Before I continue with the questions I’d like to say how pleased I am with Webmin/Virtualmin. For a long time I refused the idea to try Webmin/Virtualmin (without good reason) until one day I realized that I had enough of shiny icons and scripts full of bloatware. I must say more I use your CP more I like it, now back to my few questions.
On my VPS I installed Centos 7 (fresh) and Webmin/Virtualmin, then I changed default port for Virtualmin, ssh port and removed ssh login with password and put only with keys. All of that was without any problems but then I saw under Webmin -> Network -> Linux Firewall there are still conditions/rules with ports 10000 up to 10005.
Should i remove this conditions as I changed Virtualmin default port?
Another thing i saw in Linux Firewall is new condition based on new port for Virtualmin. So for example there is now new entry “If protocol is TCP and destination port is 5074:5084” where 5074 is my new port for Virtualmin.
Should I change that in the way how it was before with original port, e.g. 5074 to 5080 each one in separate line?
Any reason why Virtualmin has opened so many ports when originally was only 6 (10000-10005)?
Changing port and way to log for SSH went all good so only question I have is there any way to disable the warning when someone try to log with password like it can be seen in this picture: http://i.imgur.com/nXyZrJU.jpg? Best would be to just drop the connection and thats it, no warning of any kind.
Last but not least, regarding of DNS and name servers. On this VPS I have only one IP and during the installation I put for name servers ns1/ns2.aaa.com. Now this is great if I want to host only one domain but its not my case and I need different name servers for each of my domain so for example domain aaa.com should have ns1/ns2.aaa.com, domain bbb.com should have ns1/ns2.bbb.com and so on.
Now with CP i used until now, when adding a new domain, I had option to insert the name servers but Virtualmin is automatically using default one (Virtualmin -> System Settings -> Server Templates -> Default Settings -> BIND).
Should I delete them from “Default Settings” and then manually add for each domain/virtual server or just leave it as it is and then after I made new virtual server edit DNS? Another option i can think is to create new template based on “default”, change name servers and then use that one when creating new virtual server. But I’m not sure if I really need to make new template(s) for 2 or 3 domains or make it simple and changing DNS after creating new virtual server is acceptable as solution.
Well I hope I didnt ask too many questions but I try to search on this forum and google without any result.
I suspect that it’s automatically adding firewall rules for several ports above 10000, as those are used for Webmin RPC. You don’t need that though unless you need another Webmin server to communicate with this one.
is there any way to disable the warning when someone try to log with password like it can be seen in this picture
Sorry – I don’t believe there is a way to prevent that error.
Should I delete them from “Default Settings” and then manually add for each domain/virtual server or just leave it as it is and then after I made new virtual server edit DNS?

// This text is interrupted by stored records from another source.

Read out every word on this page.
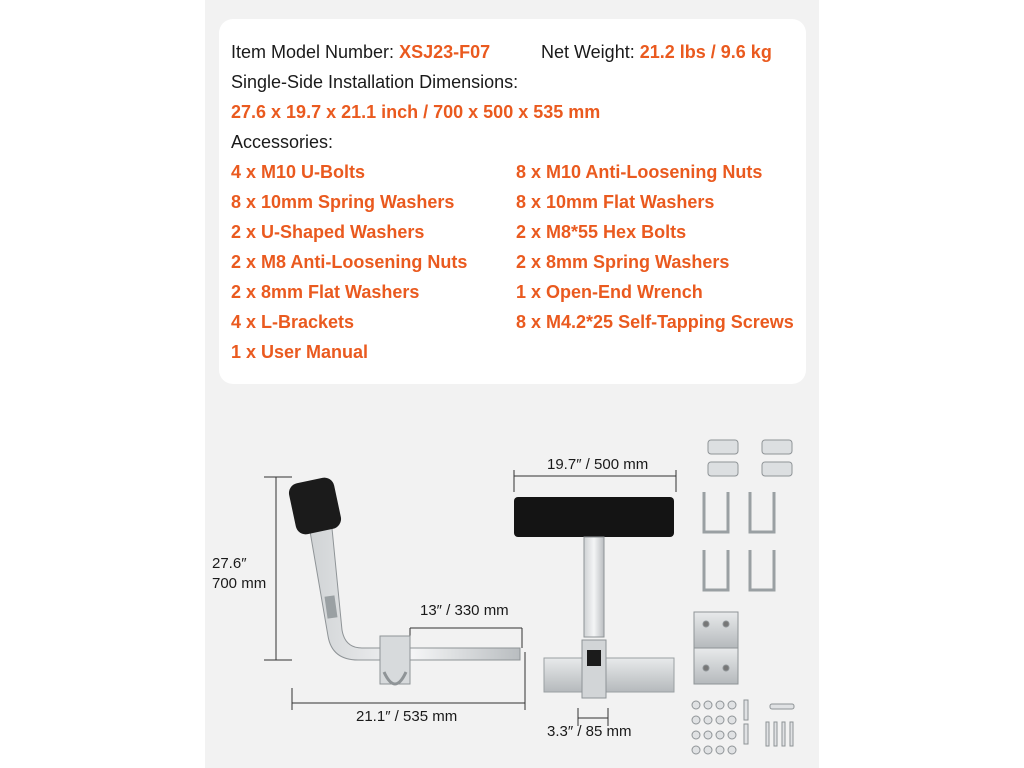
Item Model Number: XSJ23-F07	Net Weight: 21.2 lbs / 9.6 kg
Single-Side Installation Dimensions:
27.6 x 19.7 x 21.1 inch / 700 x 500 x 535 mm
Accessories:
4 x M10 U-Bolts
8 x 10mm Spring Washers
2 x U-Shaped Washers
2 x M8 Anti-Loosening Nuts
2 x 8mm Flat Washers
4 x L-Brackets
1 x User Manual
8 x M10 Anti-Loosening Nuts
8 x 10mm Flat Washers
2 x M8*55 Hex Bolts
2 x 8mm Spring Washers
1 x Open-End Wrench
8 x M4.2*25 Self-Tapping Screws
27.6″
700 mm
13″ / 330 mm
21.1″ / 535 mm
19.7″ / 500 mm
3.3″ / 85 mm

If you need a different nameserver for each domain – it might be simplest to just go into Server Configuration -> DNS Records, and change the “NS” records there after the domain is created.
Another option would be to do as you mentioned, make a new Server Template, one for each of the different nameservers you’ll be using.
Does that answer your questions?
You don’t need that though unless you need another Webmin server to communicate with this one.
Because I dont need this feature that means I can delete all rules for Virtualmin, old one and new range, and just leave one where is actually new port for Virtualmin, e.g. “If protocol is TCP and destination port is 5074”?
The rest is clear and probably I will just edit name servers after I make new virtual servers. Too bad there is no way to disable that warning when someone try to log into SSH using password like in the case of brute force attack. Somehow I think less information is going out I feel more safe about my VPS.
Yup, you can delete the other Virtualmin related firewall rules.
And yeah, unfortunately, I’m not aware of a way to prevent that error message your’e seeing. Do you see a similar error when using a different SSH client?
Do you see a similar error when using a different SSH client?
I’m using PuTTY and mRemoteNG what basically is PuTTY with better UI. Either way PuTTY is most common software what people use for SSH so doesn’t matter if some other program show the error or not. But i think it would be same as this error is transmitted from the server (i guess).
What i can see right now this error only show when i try to log on SSH right port (custom in my case) but if i try to log on any other port connection drop with common error message “Network error: Connection timed out”. Basically someone would need to scan all ports to find one where is SSH and only when he try to log this message will pop out. Still better then leave it on default settings open to almost everything.
I try again to search all over the internet but didnt manage to find anything, not to mention 90+% of results is based on SSH banner or some other type of notification but nothing what i need or that i could use.
Then thinking again if someone really want to break in sooner or later he would succeed in this task. For all others they will probably move on to find easier target/victim.
I will see maybe someone else on this forum have an idea how to sort this problem (well is more nuisance then problem).